Lorsqu’il trouva la fillette évanouie dans le parc du Luxembourg, serrant contre elle deux nouveau-nés, il sentit pour la première fois depuis longtemps quelque chose d’autre que le vide : la peur, l’urgence, la compassion. Il les ramena chez lui, grelottant de froid, le cœur battant à tout rompre. Dans le grand manoir familial, le médecin s’activa aussitôt : les bébés furent sauvés de justesse, la fillette mise sous perfusion.
Pendant des heures, Julien veilla à son chevet, fasciné par la fragilité de ce petit être aux boucles brunes collées par la neige fondue. Lorsqu’elle ouvrit enfin les yeux, elle murmura d’une voix tremblante :

— Vous êtes le monsieur des tableaux… Maman disait que vous étiez notre famille.

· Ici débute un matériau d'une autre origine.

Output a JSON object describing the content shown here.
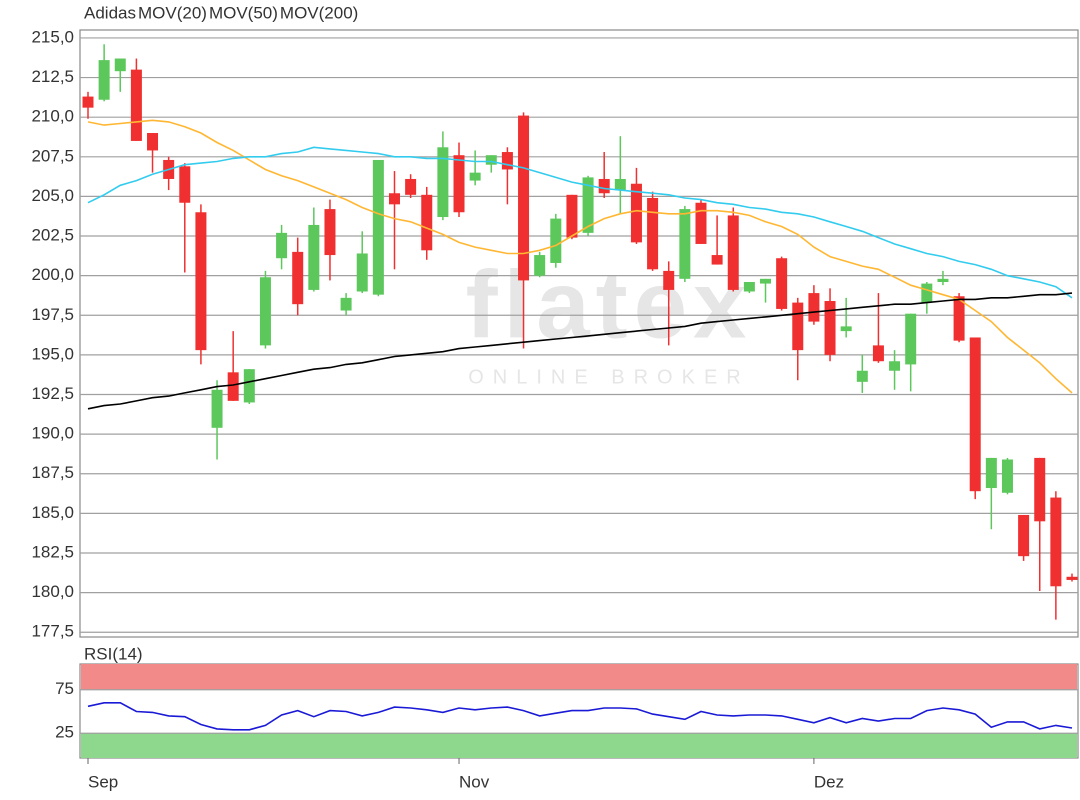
{
  "chart_data": [
    {
      "type": "candlestick",
      "watermark": "flatex",
      "watermark_subtitle": "ONLINE BROKER",
      "ylim": [
        177.2,
        215.5
      ],
      "yticks": [
        {
          "value": 177.5,
          "label": "177,5"
        },
        {
          "value": 180,
          "label": "180,0"
        },
        {
          "value": 182.5,
          "label": "182,5"
        },
        {
          "value": 185,
          "label": "185,0"
        },
        {
          "value": 187.5,
          "label": "187,5"
        },
        {
          "value": 190,
          "label": "190,0"
        },
        {
          "value": 192.5,
          "label": "192,5"
        },
        {
          "value": 195,
          "label": "195,0"
        },
        {
          "value": 197.5,
          "label": "197,5"
        },
        {
          "value": 200,
          "label": "200,0"
        },
        {
          "value": 202.5,
          "label": "202,5"
        },
        {
          "value": 205,
          "label": "205,0"
        },
        {
          "value": 207.5,
          "label": "207,5"
        },
        {
          "value": 210,
          "label": "210,0"
        },
        {
          "value": 212.5,
          "label": "212,5"
        },
        {
          "value": 215,
          "label": "215,0"
        }
      ],
      "grid": true,
      "candles": {
        "name": "Adidas",
        "color": "#f2603c",
        "up_color": "#5cc85c",
        "down_color": "#f03030",
        "open": [
          211.3,
          211.1,
          212.9,
          213.0,
          209.0,
          207.3,
          206.9,
          204.0,
          190.4,
          193.9,
          192.0,
          195.6,
          201.1,
          201.5,
          199.1,
          204.2,
          197.8,
          199.0,
          198.8,
          205.2,
          206.1,
          205.1,
          203.7,
          207.6,
          206.0,
          207.0,
          207.8,
          210.1,
          200.0,
          200.8,
          205.1,
          202.7,
          206.1,
          205.4,
          205.8,
          204.9,
          200.3,
          199.8,
          204.6,
          201.3,
          203.8,
          199.0,
          199.5,
          201.1,
          198.3,
          198.9,
          198.4,
          196.5,
          193.3,
          195.6,
          194.0,
          194.4,
          198.3,
          199.6,
          198.7,
          196.1,
          186.6,
          186.3,
          184.9,
          188.5,
          186.0,
          181.0
        ],
        "high": [
          211.6,
          214.6,
          213.7,
          213.7,
          209.0,
          207.5,
          207.1,
          204.5,
          193.4,
          196.5,
          194.1,
          200.3,
          203.2,
          202.4,
          204.3,
          204.8,
          198.9,
          202.8,
          207.3,
          206.6,
          206.4,
          205.6,
          209.1,
          208.4,
          207.9,
          207.6,
          208.1,
          210.3,
          201.5,
          203.9,
          205.1,
          206.3,
          207.8,
          208.8,
          206.8,
          205.3,
          200.9,
          204.4,
          204.8,
          203.8,
          204.3,
          199.6,
          199.8,
          201.2,
          198.6,
          199.4,
          199.2,
          198.6,
          195.0,
          198.9,
          195.3,
          197.6,
          199.6,
          200.3,
          198.9,
          196.1,
          188.5,
          188.5,
          184.9,
          188.5,
          186.4,
          181.2
        ],
        "low": [
          209.9,
          211.0,
          211.6,
          208.5,
          206.5,
          205.4,
          200.2,
          194.4,
          188.4,
          192.1,
          191.9,
          195.4,
          200.4,
          197.5,
          199.0,
          199.7,
          197.5,
          198.9,
          198.7,
          200.4,
          204.9,
          201.0,
          203.5,
          203.7,
          205.7,
          206.5,
          204.5,
          195.4,
          199.9,
          200.5,
          202.3,
          202.5,
          204.9,
          203.9,
          202.0,
          200.3,
          195.6,
          199.6,
          202.0,
          200.7,
          199.0,
          198.9,
          198.3,
          197.8,
          193.4,
          196.9,
          194.6,
          196.1,
          192.6,
          194.5,
          192.8,
          192.7,
          197.6,
          199.4,
          195.8,
          185.9,
          184.0,
          186.2,
          182.0,
          180.1,
          178.3,
          180.7
        ],
        "close": [
          210.6,
          213.6,
          213.7,
          208.5,
          207.9,
          206.1,
          204.6,
          195.3,
          192.8,
          192.1,
          194.1,
          199.9,
          202.7,
          198.2,
          203.2,
          201.3,
          198.6,
          201.4,
          207.3,
          204.5,
          205.1,
          201.6,
          208.1,
          204.0,
          206.5,
          207.6,
          206.7,
          199.7,
          201.3,
          203.6,
          202.4,
          206.2,
          205.2,
          206.1,
          202.1,
          200.4,
          199.1,
          204.2,
          202.0,
          200.7,
          199.1,
          199.6,
          199.8,
          197.9,
          195.3,
          197.1,
          195.0,
          196.8,
          194.0,
          194.6,
          194.6,
          197.6,
          199.5,
          199.8,
          195.9,
          186.4,
          188.5,
          188.4,
          182.3,
          184.5,
          180.4,
          180.8
        ]
      },
      "series": [
        {
          "name": "MOV(20)",
          "color": "#ffb733",
          "values": [
            209.7,
            209.5,
            209.6,
            209.7,
            209.8,
            209.7,
            209.4,
            209.0,
            208.4,
            207.9,
            207.3,
            206.7,
            206.3,
            206.0,
            205.6,
            205.2,
            204.8,
            204.3,
            203.9,
            203.6,
            203.4,
            203.0,
            202.6,
            202.1,
            201.8,
            201.6,
            201.4,
            201.4,
            201.6,
            201.9,
            202.5,
            203.1,
            203.6,
            203.9,
            204.1,
            204.0,
            203.9,
            203.9,
            204.1,
            204.1,
            204.0,
            203.8,
            203.4,
            203.1,
            202.6,
            201.8,
            201.2,
            200.9,
            200.6,
            200.4,
            199.9,
            199.4,
            199.1,
            198.8,
            198.5,
            197.8,
            197.1,
            196.1,
            195.3,
            194.5,
            193.5,
            192.6
          ]
        },
        {
          "name": "MOV(50)",
          "color": "#33ccee",
          "values": [
            204.6,
            205.1,
            205.7,
            206.0,
            206.4,
            206.7,
            207.0,
            207.1,
            207.2,
            207.4,
            207.5,
            207.5,
            207.7,
            207.8,
            208.1,
            208.0,
            207.9,
            207.8,
            207.7,
            207.5,
            207.5,
            207.4,
            207.4,
            207.3,
            207.2,
            207.2,
            207.0,
            206.8,
            206.5,
            206.2,
            205.9,
            205.7,
            205.5,
            205.4,
            205.3,
            205.2,
            205.1,
            204.9,
            204.8,
            204.6,
            204.5,
            204.3,
            204.2,
            204.0,
            203.9,
            203.7,
            203.4,
            203.1,
            202.8,
            202.4,
            202.0,
            201.7,
            201.4,
            201.2,
            200.9,
            200.7,
            200.4,
            200.0,
            199.8,
            199.6,
            199.3,
            198.6
          ]
        },
        {
          "name": "MOV(200)",
          "color": "#000000",
          "values": [
            191.6,
            191.8,
            191.9,
            192.1,
            192.3,
            192.4,
            192.6,
            192.8,
            193.0,
            193.1,
            193.3,
            193.5,
            193.7,
            193.9,
            194.1,
            194.2,
            194.4,
            194.5,
            194.7,
            194.9,
            195.0,
            195.1,
            195.2,
            195.4,
            195.5,
            195.6,
            195.7,
            195.8,
            195.9,
            196.0,
            196.1,
            196.2,
            196.3,
            196.4,
            196.5,
            196.6,
            196.7,
            196.8,
            197.0,
            197.1,
            197.2,
            197.3,
            197.4,
            197.5,
            197.6,
            197.7,
            197.8,
            197.9,
            198.0,
            198.1,
            198.2,
            198.2,
            198.3,
            198.4,
            198.5,
            198.5,
            198.6,
            198.6,
            198.7,
            198.8,
            198.8,
            198.9
          ]
        }
      ]
    },
    {
      "type": "line",
      "ylim": [
        0,
        100
      ],
      "yticks": [
        25,
        75
      ],
      "grid": true,
      "zones": [
        {
          "from": 75,
          "to": 100,
          "color": "#f28a8a"
        },
        {
          "from": 0,
          "to": 25,
          "color": "#8ed88e"
        }
      ],
      "categories": [
        "Sep",
        null,
        null,
        null,
        null,
        null,
        null,
        null,
        null,
        null,
        null,
        null,
        null,
        null,
        null,
        null,
        null,
        null,
        null,
        null,
        null,
        null,
        null,
        "Nov",
        null,
        null,
        null,
        null,
        null,
        null,
        null,
        null,
        null,
        null,
        null,
        null,
        null,
        null,
        null,
        null,
        null,
        null,
        null,
        null,
        null,
        "Dez",
        null,
        null,
        null,
        null,
        null,
        null,
        null,
        null,
        null,
        null,
        null,
        null,
        null,
        null,
        null,
        null
      ],
      "series": [
        {
          "name": "RSI(14)",
          "color": "#1a1ad6",
          "values": [
            56,
            60,
            60,
            50,
            49,
            45,
            44,
            35,
            30,
            29,
            29,
            34,
            46,
            51,
            44,
            51,
            50,
            45,
            49,
            55,
            54,
            52,
            49,
            54,
            52,
            54,
            55,
            51,
            45,
            48,
            51,
            51,
            54,
            54,
            53,
            47,
            44,
            41,
            50,
            46,
            45,
            46,
            46,
            45,
            41,
            37,
            43,
            37,
            42,
            39,
            42,
            42,
            51,
            54,
            52,
            47,
            32,
            38,
            38,
            30,
            34,
            31
          ]
        }
      ]
    }
  ]
}
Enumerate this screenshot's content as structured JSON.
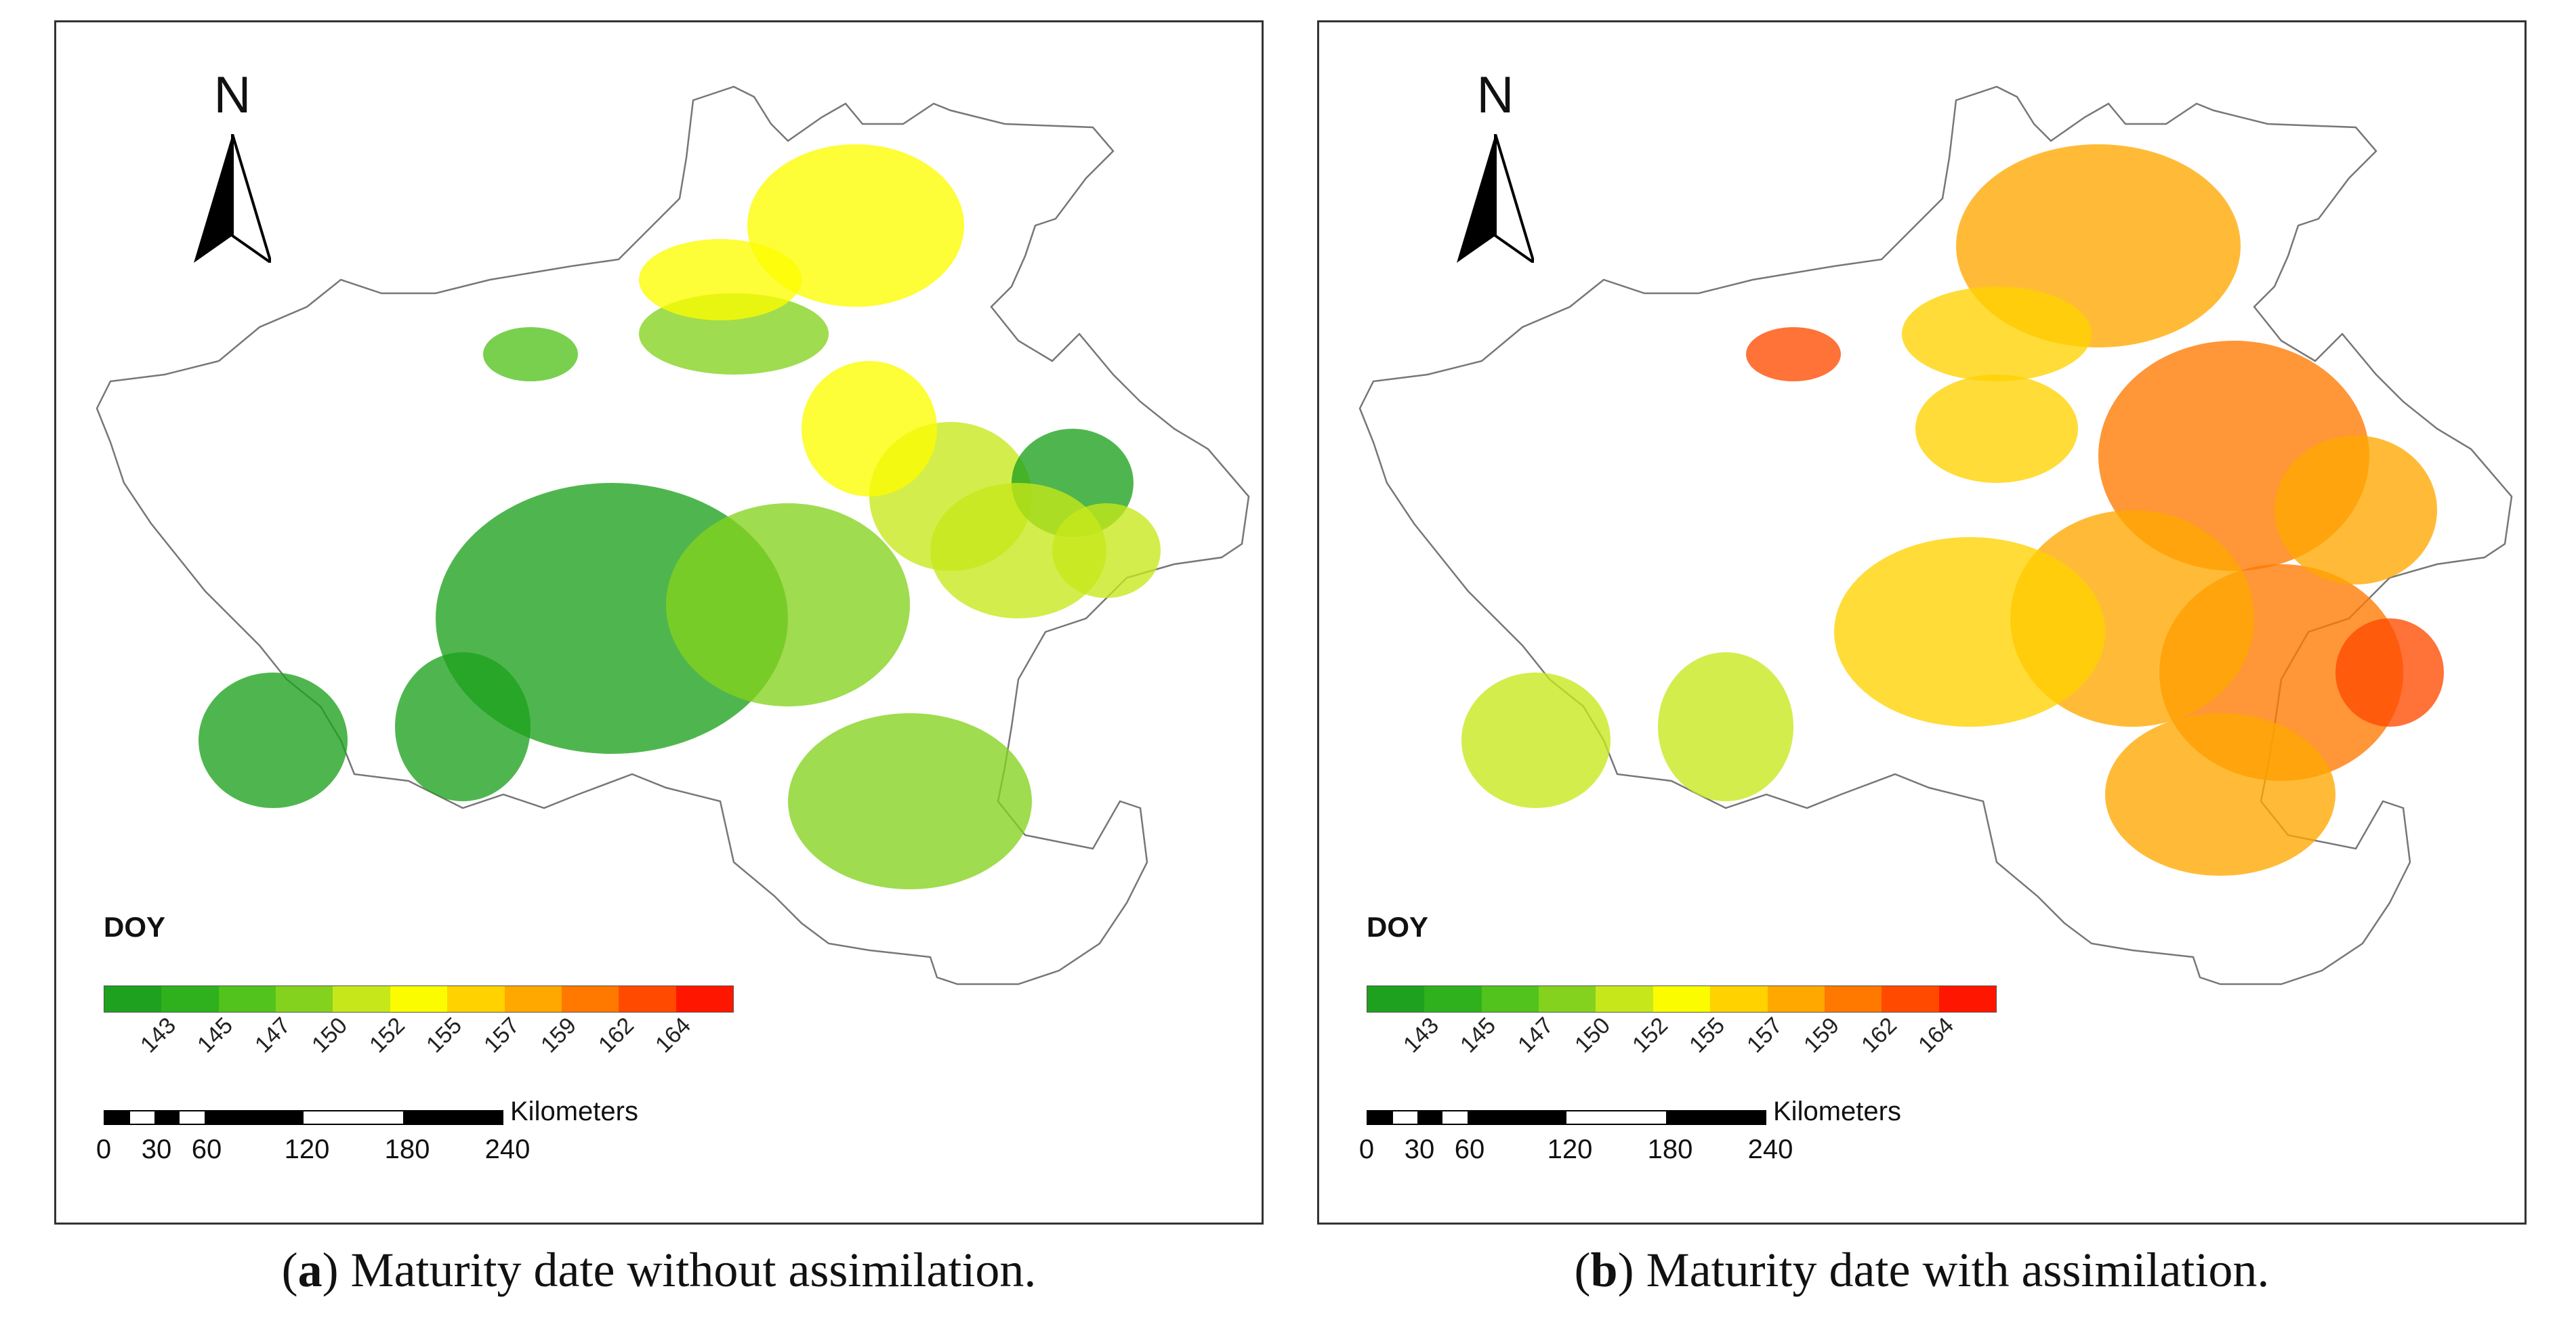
{
  "legend": {
    "title": "DOY",
    "tick_labels": [
      "143",
      "145",
      "147",
      "150",
      "152",
      "155",
      "157",
      "159",
      "162",
      "164"
    ],
    "ramp_colors": [
      "#1ea11e",
      "#2eb11c",
      "#52c31c",
      "#84d21e",
      "#c6e81a",
      "#fcfc00",
      "#ffd200",
      "#ffa800",
      "#ff7800",
      "#ff4a00",
      "#ff1600"
    ]
  },
  "north_arrow": {
    "label": "N"
  },
  "scale_bar": {
    "unit": "Kilometers",
    "ticks": [
      "0",
      "30",
      "60",
      "120",
      "180",
      "240"
    ]
  },
  "panels": [
    {
      "id": "a",
      "caption_letter": "a",
      "caption_text": "Maturity date without assimilation.",
      "dominant_colors": [
        "#1ea11e",
        "#52c31c",
        "#84d21e",
        "#c6e81a",
        "#fcfc00"
      ]
    },
    {
      "id": "b",
      "caption_letter": "b",
      "caption_text": "Maturity date with assimilation.",
      "dominant_colors": [
        "#ffa800",
        "#ff7800",
        "#ff4a00",
        "#ffd200",
        "#c6e81a"
      ]
    }
  ]
}
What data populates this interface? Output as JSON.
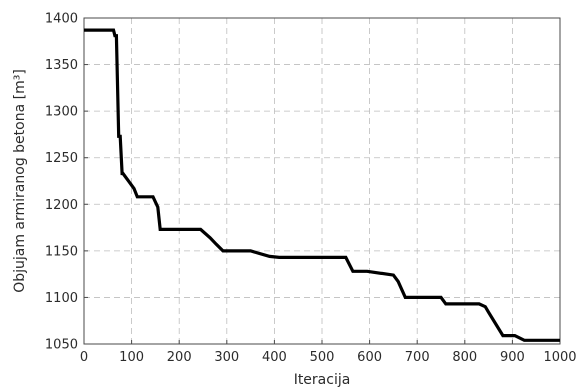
{
  "chart_data": {
    "type": "line",
    "title": "",
    "xlabel": "Iteracija",
    "ylabel": "Objujam armiranog betona [m³]",
    "xlim": [
      0,
      1000
    ],
    "ylim": [
      1050,
      1400
    ],
    "xticks": [
      0,
      100,
      200,
      300,
      400,
      500,
      600,
      700,
      800,
      900,
      1000
    ],
    "yticks": [
      1050,
      1100,
      1150,
      1200,
      1250,
      1300,
      1350,
      1400
    ],
    "grid": true,
    "line_style": "step",
    "series": [
      {
        "name": "",
        "color": "#000000",
        "x": [
          0,
          62,
          65,
          68,
          73,
          76,
          80,
          82,
          105,
          112,
          145,
          155,
          160,
          245,
          265,
          278,
          292,
          350,
          390,
          410,
          550,
          565,
          595,
          650,
          660,
          675,
          750,
          760,
          830,
          843,
          850,
          880,
          905,
          925,
          1000
        ],
        "y": [
          1387,
          1387,
          1381,
          1381,
          1273,
          1273,
          1233,
          1233,
          1217,
          1208,
          1208,
          1197,
          1173,
          1173,
          1164,
          1157,
          1150,
          1150,
          1144,
          1143,
          1143,
          1128,
          1128,
          1124,
          1117,
          1100,
          1100,
          1093,
          1093,
          1090,
          1084,
          1059,
          1059,
          1054,
          1054
        ]
      }
    ]
  }
}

Julien sentit son sang se glacer.
— Ta maman ? demanda-t-il doucement.
— Elle… elle s’appelait Éléonore Morel. Elle m’a dit que… que tu étais son frère.
Ce nom fit vaciller tout son monde. Éléonore — la sœur qu’il croyait morte vingt ans plus tôt dans un incendie à la campagne. Les souvenirs revinrent en rafale : les cris, la fumée, la tombe sans corps. Et maintenant, cette enfant, ces jumeaux… Ses neveux ? Ses héritiers ?
Une semaine plus tard, les tests ADN confirmèrent l’impensable : Éléonore avait survécu, cachée sous une autre identité, fuyant un passé que Julien ignorait. Les enfants étaient bien les siens. Et la fillette, Léa, avait parcouru des kilomètres dans le froid après la mort de sa mère, cherchant « la maison aux fenêtres dorées » — celle que sa mère lui décrivait comme refuge.

Julien, l’homme qui croyait n’aimer que les bilans et les murs de verre, découvrit ce soir-là une vérité plus profonde : l’amour, même perdu, trouve toujours son chemin. En tenant les trois enfants endormis dans ses bras, il sut que son héritage ne serait plus jamais fait de chiffres, mais de cœurs battants.
Sous la neige du Luxembourg, un Morel venait de renaître — non pas héritier d’une fortune, mais d’une famille retrouvée.